There is no universally accepted variable selection strategy for RF and suggested selection criteria from previous studies are limited [43]. Díaz-Uriarte and Alvarez de Andrés [44] suggested eliminating 20% of the variables having the smallest variable importance and building a new forest with the random variables. They stated the proportion of variables to eliminate is an arbitrary parameter of their method and does not depend on the data. This study followed the strategy proposed by Díaz-Uriarte and Alvarez de Andrés [44], eliminating 20% of variables having the smallest variable importance.

There are two objectives for variable selection. The first is to identify all the important variables, even with some redundancy, highly related to the dependent variable for explanatory and interpretation purpose, and the second is to find a sufficient parsimonious set of important variables for good prediction of the dependent variable [39, 42]. To achieve these two objectives, this study selected variable with RF method then validate its variable selection results with that of the PCA method.

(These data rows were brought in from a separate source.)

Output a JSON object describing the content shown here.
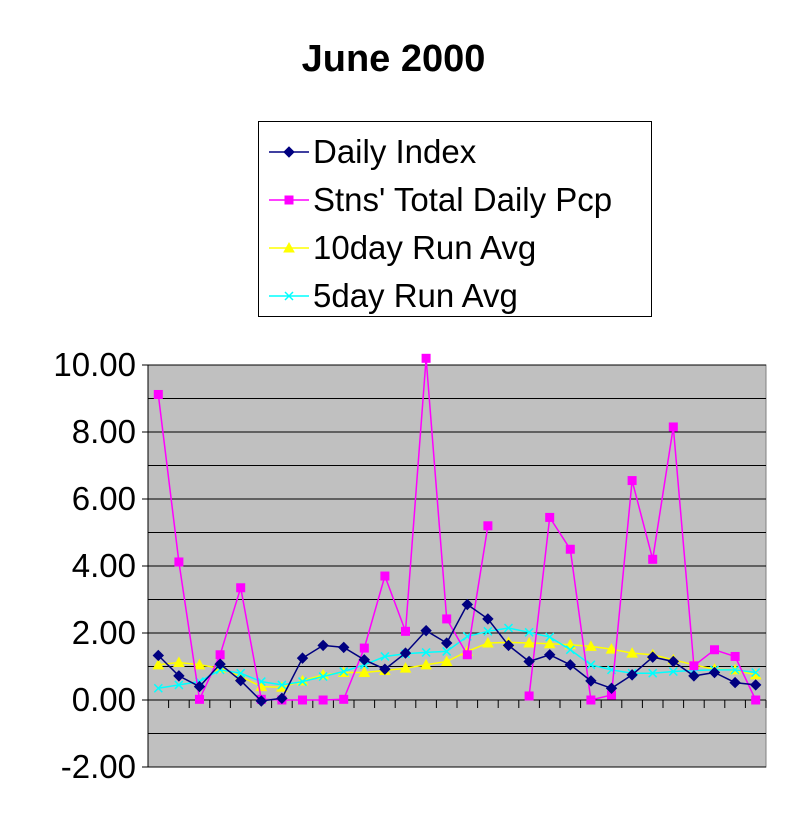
{
  "chart_data": {
    "type": "line",
    "title": "June 2000",
    "xlabel": "",
    "ylabel": "",
    "ylim": [
      -2,
      10
    ],
    "yticks": [
      "10.00",
      "8.00",
      "6.00",
      "4.00",
      "2.00",
      "0.00",
      "-2.00"
    ],
    "ytick_values": [
      10,
      8,
      6,
      4,
      2,
      0,
      -2
    ],
    "grid": true,
    "legend_position": "top",
    "plot_background": "#c0c0c0",
    "x": [
      1,
      2,
      3,
      4,
      5,
      6,
      7,
      8,
      9,
      10,
      11,
      12,
      13,
      14,
      15,
      16,
      17,
      18,
      19,
      20,
      21,
      22,
      23,
      24,
      25,
      26,
      27,
      28,
      29,
      30
    ],
    "series": [
      {
        "name": "Daily Index",
        "color": "#000080",
        "marker": "diamond",
        "values": [
          1.33,
          0.72,
          0.4,
          1.07,
          0.58,
          -0.03,
          0.05,
          1.25,
          1.63,
          1.57,
          1.2,
          0.92,
          1.4,
          2.07,
          1.7,
          2.85,
          2.42,
          1.63,
          1.15,
          1.35,
          1.05,
          0.57,
          0.35,
          0.75,
          1.28,
          1.15,
          0.72,
          0.82,
          0.52,
          0.45
        ]
      },
      {
        "name": "Stns' Total Daily Pcp",
        "color": "#ff00ff",
        "marker": "square",
        "values": [
          9.12,
          4.12,
          0.02,
          1.35,
          3.35,
          0.02,
          0.0,
          0.0,
          0.0,
          0.02,
          1.55,
          3.7,
          2.05,
          10.2,
          2.42,
          1.35,
          5.2,
          null,
          0.12,
          5.45,
          4.5,
          0.0,
          0.15,
          6.55,
          4.2,
          8.15,
          1.02,
          1.5,
          1.3,
          0.0
        ]
      },
      {
        "name": "10day Run Avg",
        "color": "#ffff00",
        "marker": "triangle",
        "values": [
          1.05,
          1.12,
          1.05,
          0.95,
          0.7,
          0.4,
          0.38,
          0.57,
          0.75,
          0.82,
          0.82,
          0.88,
          0.95,
          1.05,
          1.15,
          1.45,
          1.7,
          1.72,
          1.7,
          1.68,
          1.65,
          1.6,
          1.52,
          1.4,
          1.35,
          1.2,
          1.05,
          0.92,
          0.9,
          0.75
        ]
      },
      {
        "name": "5day Run Avg",
        "color": "#00ffff",
        "marker": "x",
        "values": [
          0.35,
          0.45,
          0.55,
          0.9,
          0.8,
          0.55,
          0.45,
          0.55,
          0.7,
          0.85,
          1.05,
          1.3,
          1.38,
          1.42,
          1.45,
          1.9,
          2.05,
          2.15,
          2.02,
          1.88,
          1.5,
          1.05,
          0.9,
          0.8,
          0.8,
          0.85,
          0.88,
          0.9,
          0.9,
          0.82
        ]
      }
    ]
  }
}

The PCA is a non-parametric mathematical procedure that transforms a number of correlated variables into a smaller number of uncorrelated variables called principal component. The purpose of the PCA is to reduce a large set of variables to a smaller set that still contains most of the information in the large set without redundancy [45]. Thus this study conducted the PCA to identify principal components of the dataset and to use the PCA selection result as a verification tool for the variable selection results by rule-based machine learning technique whether the principal components are successfully identified as important variables. This study used SAS 9.4 software to identify principal components and the correlation between the principal components and the original variables.